Two variable OLS Regression - using normal equations

#1
Hi,
I am experiencing difficulties in understanding the following question;

We wish to obtain the OLS regression line Y = b0 + b1X by solving the pair of normal equations given as

b0 = B - Ab1 ....... (1)
Cb0 +Db1 = E...... (2)

Write down the numeric values of A, B, C, D and E
I have been assigned two variables (X and Y), and have been given a data-set which consists of 50 data entries for both variables X and Y, ranging from 15-60. I have also calculated ƩX, ƩX^2, ƩXY and ƩY. Essentially, the difficulties that I am having are finding the numeric values of A, B, C, D and E. I don't understand how to calculate one specific value for each letter. I tried using b0 + (xvalue)b1 = (yvalue) and rearranged to fit the above formula, so that B = yvalue and A= xvalue. However, as I have 50 data entries, wouldn't that produce 50 different equations? Therefore, how can A and B be single numeric values? And as far as calculating the values of C, D, and E, I have no idea how to even start working those out.

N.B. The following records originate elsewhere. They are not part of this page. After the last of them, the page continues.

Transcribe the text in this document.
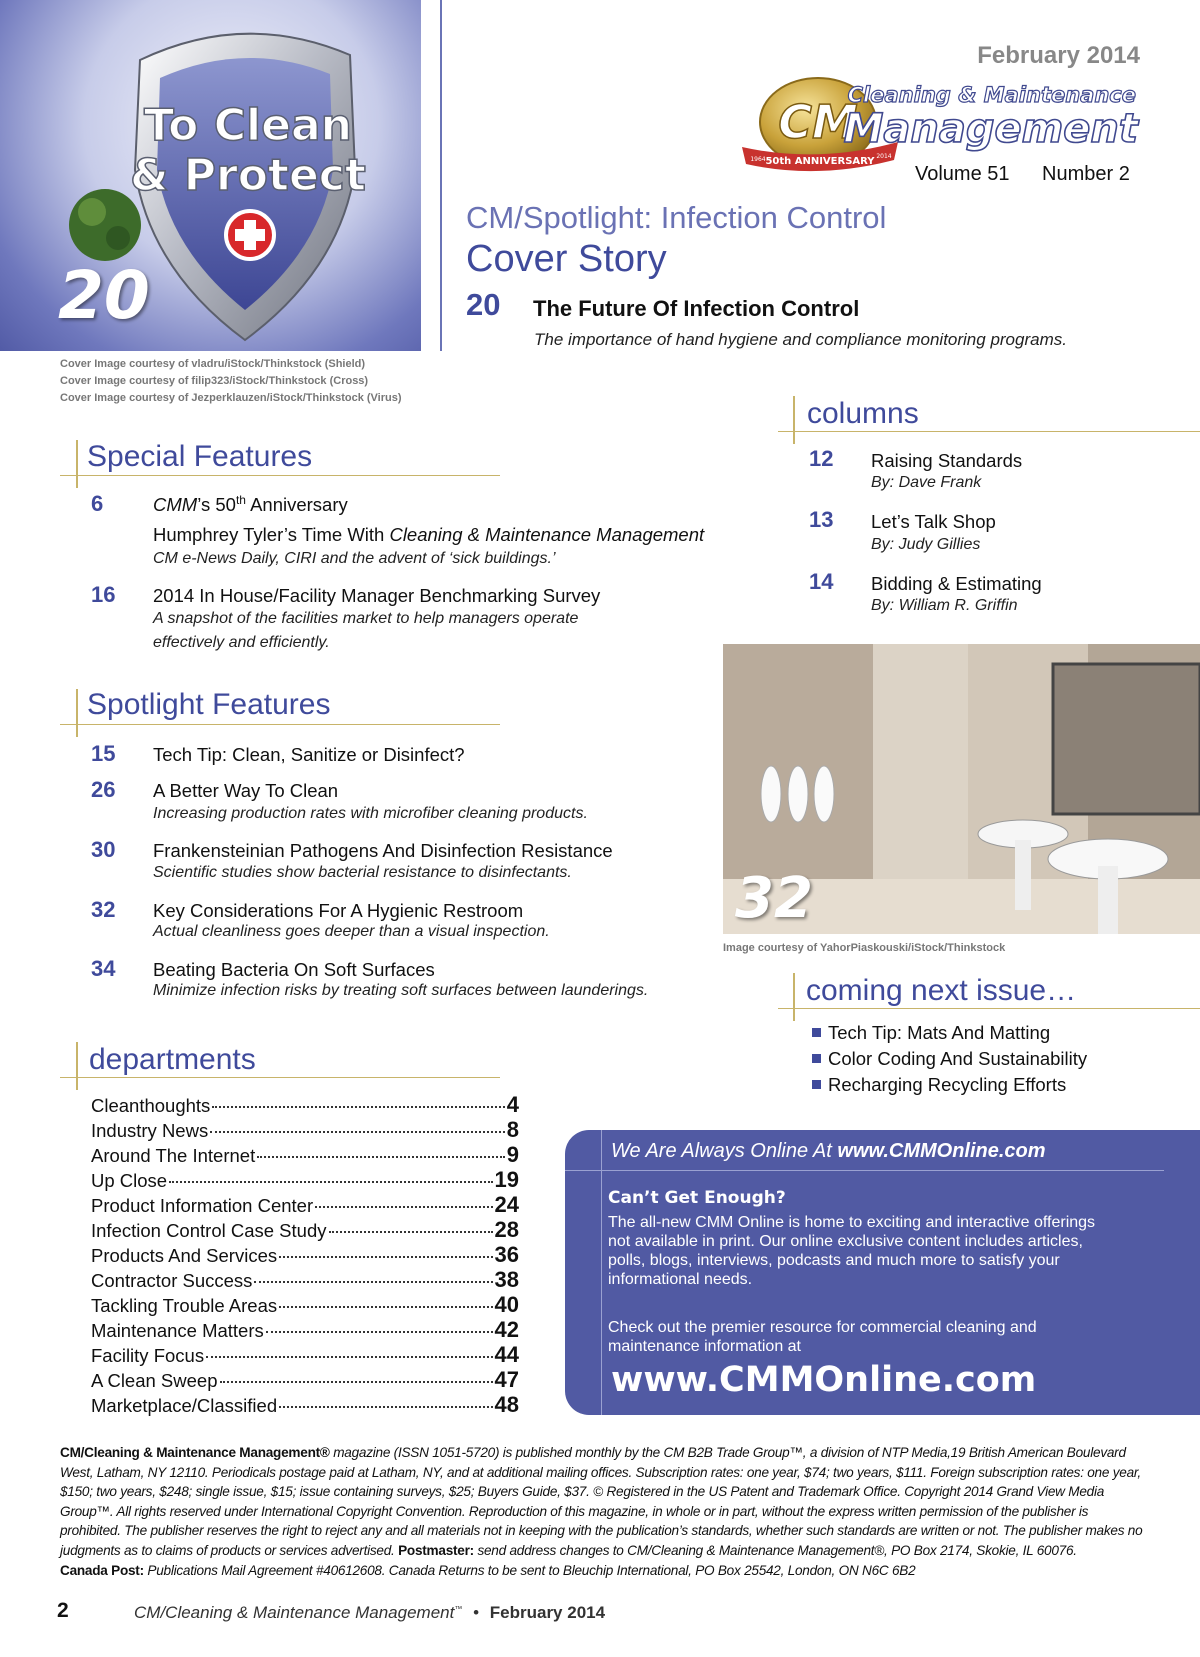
To Clean
& Protect
20
Cover Image courtesy of vladru/iStock/Thinkstock (Shield)
Cover Image courtesy of filip323/iStock/Thinkstock (Cross)
Cover Image courtesy of Jezperklauzen/iStock/Thinkstock (Virus)
February 2014
CM
50th ANNIVERSARY
1964	2014
Cleaning & Maintenance
Management
Volume 51 Number 2
CM/Spotlight: Infection Control
Cover Story
20 The Future Of Infection Control
The importance of hand hygiene and compliance monitoring programs.
Special Features
6	CMM’s 50th Anniversary
Humphrey Tyler’s Time With Cleaning & Maintenance Management
CM e-News Daily, CIRI and the advent of ‘sick buildings.’
16 2014 In House/Facility Manager Benchmarking Survey
A snapshot of the facilities market to help managers operate
effectively and efficiently.
Spotlight Features
15 Tech Tip: Clean, Sanitize or Disinfect?
26 A Better Way To Clean
Increasing production rates with microfiber cleaning products.
30 Frankensteinian Pathogens And Disinfection Resistance
Scientific studies show bacterial resistance to disinfectants.
32 Key Considerations For A Hygienic Restroom
Actual cleanliness goes deeper than a visual inspection.
34 Beating Bacteria On Soft Surfaces
Minimize infection risks by treating soft surfaces between launderings.
columns
12 Raising Standards
By: Dave Frank
13 Let’s Talk Shop
By: Judy Gillies
14 Bidding & Estimating
By: William R. Griffin
32
Image courtesy of YahorPiaskouski/iStock/Thinkstock
coming next issue…
Tech Tip: Mats And Matting
Color Coding And Sustainability
Recharging Recycling Efforts
departments
Cleanthoughts	4
Industry News	8
Around The Internet	9
Up Close	19
Product Information Center	24
Infection Control Case Study	28
Products And Services	36
Contractor Success	38
Tackling Trouble Areas	40
Maintenance Matters	42
Facility Focus	44
A Clean Sweep	47
Marketplace/Classified	48
We Are Always Online At www.CMMOnline.com
Can’t Get Enough?
The all-new CMM Online is home to exciting and interactive offerings not available in print. Our online exclusive content includes articles, polls, blogs, interviews, podcasts and much more to satisfy your informational needs.
Check out the premier resource for commercial cleaning and maintenance information at
www.CMMOnline.com
CM/Cleaning & Maintenance Management® magazine (ISSN 1051-5720) is published monthly by the CM B2B Trade Group™, a division of NTP Media,19 British American Boulevard West, Latham, NY 12110. Periodicals postage paid at Latham, NY, and at additional mailing offices. Subscription rates: one year, $74; two years, $111. Foreign subscription rates: one year, $150; two years, $248; single issue, $15; issue containing surveys, $25; Buyers Guide, $37. © Registered in the US Patent and Trademark Office. Copyright 2014 Grand View Media Group™. All rights reserved under International Copyright Convention. Reproduction of this magazine, in whole or in part, without the express written permission of the publisher is prohibited. The publisher reserves the right to reject any and all materials not in keeping with the publication’s standards, whether such standards are written or not. The publisher makes no judgments as to claims of products or services advertised. Postmaster: send address changes to CM/Cleaning & Maintenance Management®, PO Box 2174, Skokie, IL 60076.
Canada Post: Publications Mail Agreement #40612608. Canada Returns to be sent to Bleuchip International, PO Box 25542, London, ON N6C 6B2
2	CM/Cleaning & Maintenance Management™ • February 2014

So just to clarify, in order to find a numeric value for A and B, I tried to equate the following (derived from the dataset)
b0 + (89.9132376)b1 = 32.1870705
b0 + (108.033851)b1 = 45.7627858
b0 + (111.243776)b1 = 44.2921641
… (for all values of X and Y)

I then tried to rearrange these equations to match the normal equation listed above (1) and so I obtained;
b0 = 32.1870705 - (89.9132376)b1
b0 = 45.7627858 - (108.033851)b1
b0 = 44.2921641 - (111.243776)b1
… (for all values of X and Y)

But then in this instance B could be 32.1870705 or 45.7627858 or (and so on).... and likewise with A. And so, I cannot find a single numerical value which goes in place of A and B, and the same goes for C, D, and E.

I have looked across multiple sites, textbooks, and forums, but to no avail. I cannot find any examples which relate to this question. I apologise if this question is more so common sense than it is hard-core theory, but I just really don't understand how to approach this.
Any help would be much appreciated, thanks.